Chinese malware developers have created a specialized Android application that allows anyone to generate a fully-working Android ransomware just by filling in a form and pushing a few buttons.

The app is currently advertised on Chinese underground hacking forums and via Chinese social media networks, and is offered as a commercial product, meaning users must pay a one-time fee before using it.

App generates Lockdroid variants

Discovered by Symantec's resident Android security expert Dinesh Venkatesan, the app has been available since the start of the year. Venkatesan says he spotted various ransomware strains generated by this app, which appears to build custom ransomware strains on the skeleton of the well-known Lockdroid ransomware family. This ransomware strain does not encrypt files, but merely locks the user's device with an attacker-decided PIN.

Venkatesan refers to this app as a TDK — a Trojan Development Kit. Similar products have existed before, for both mobile and desktop malware, but they have required at least some coding knowledge.

This app does not require any coding, and works using a simple GUI. The app allows users to customize:

≫ The ransom message displayed in the lock screen
≫ The code to unlock the device
≫ The icon of the ransomware-laced app
≫ Custom math operations that obfuscate the code
≫ Any animations to be used on the lock screen

DIY Android ransomware kit

The app generates a fully-weaponized Android APK file infected with the user's custom ransomware.
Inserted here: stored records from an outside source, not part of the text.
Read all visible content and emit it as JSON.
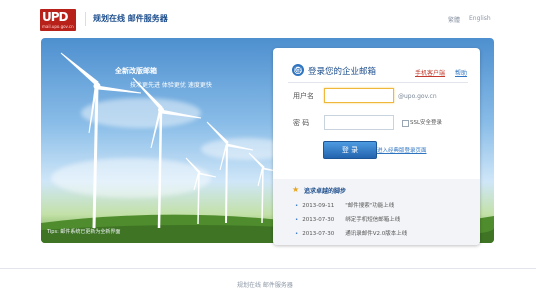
{
  "header": {
    "logo_text": "UPD",
    "logo_subtext": "mail.upo.gov.cn",
    "site_title": "规划在线 邮件服务器",
    "lang_zh": "繁體",
    "lang_en": "English"
  },
  "hero": {
    "headline": "全新改版邮箱",
    "slogan": "技术更先进 体验更优 速度更快",
    "caption": "Tips: 邮件系统已更新为全新界面"
  },
  "login": {
    "title": "登录您的企业邮箱",
    "client_link": "手机客户端",
    "help_link": "帮助",
    "username_label": "用户名",
    "password_label": "密  码",
    "username_value": "",
    "password_value": "",
    "domain_suffix": "@upo.gov.cn",
    "ssl_label": "SSL安全登录",
    "ssl_checked": false,
    "login_button": "登  录",
    "classic_link": "进入经典版登录页面"
  },
  "news": {
    "title": "追求卓越的脚步",
    "items": [
      {
        "date": "2013-09-11",
        "text": "\"邮件搜索\"功能上线"
      },
      {
        "date": "2013-07-30",
        "text": "绑定手机短信邮箱上线"
      },
      {
        "date": "2013-07-30",
        "text": "通讯录邮件V2.0版本上线"
      }
    ]
  },
  "footer": {
    "text": "规划在线 邮件服务器"
  },
  "colors": {
    "brand_red": "#b8201a",
    "primary_blue": "#2f74c0",
    "title_blue": "#1d4e8d"
  },
  "icons": {
    "at": "at-icon",
    "star": "star-icon"
  }
}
The user is then responsible for finding a way to infect his victims.

While some might think the app is a scam, it's long life suggests the contrary, otherwise, its author would have gained a bad reputation and word would have spread among hacking communities about his fake product.

App currently available only in Chinese

Venkatesan says the app is currently available for Chinese-speaking users only, but he believes similar apps will appear for wannabe malware distributors in other countries.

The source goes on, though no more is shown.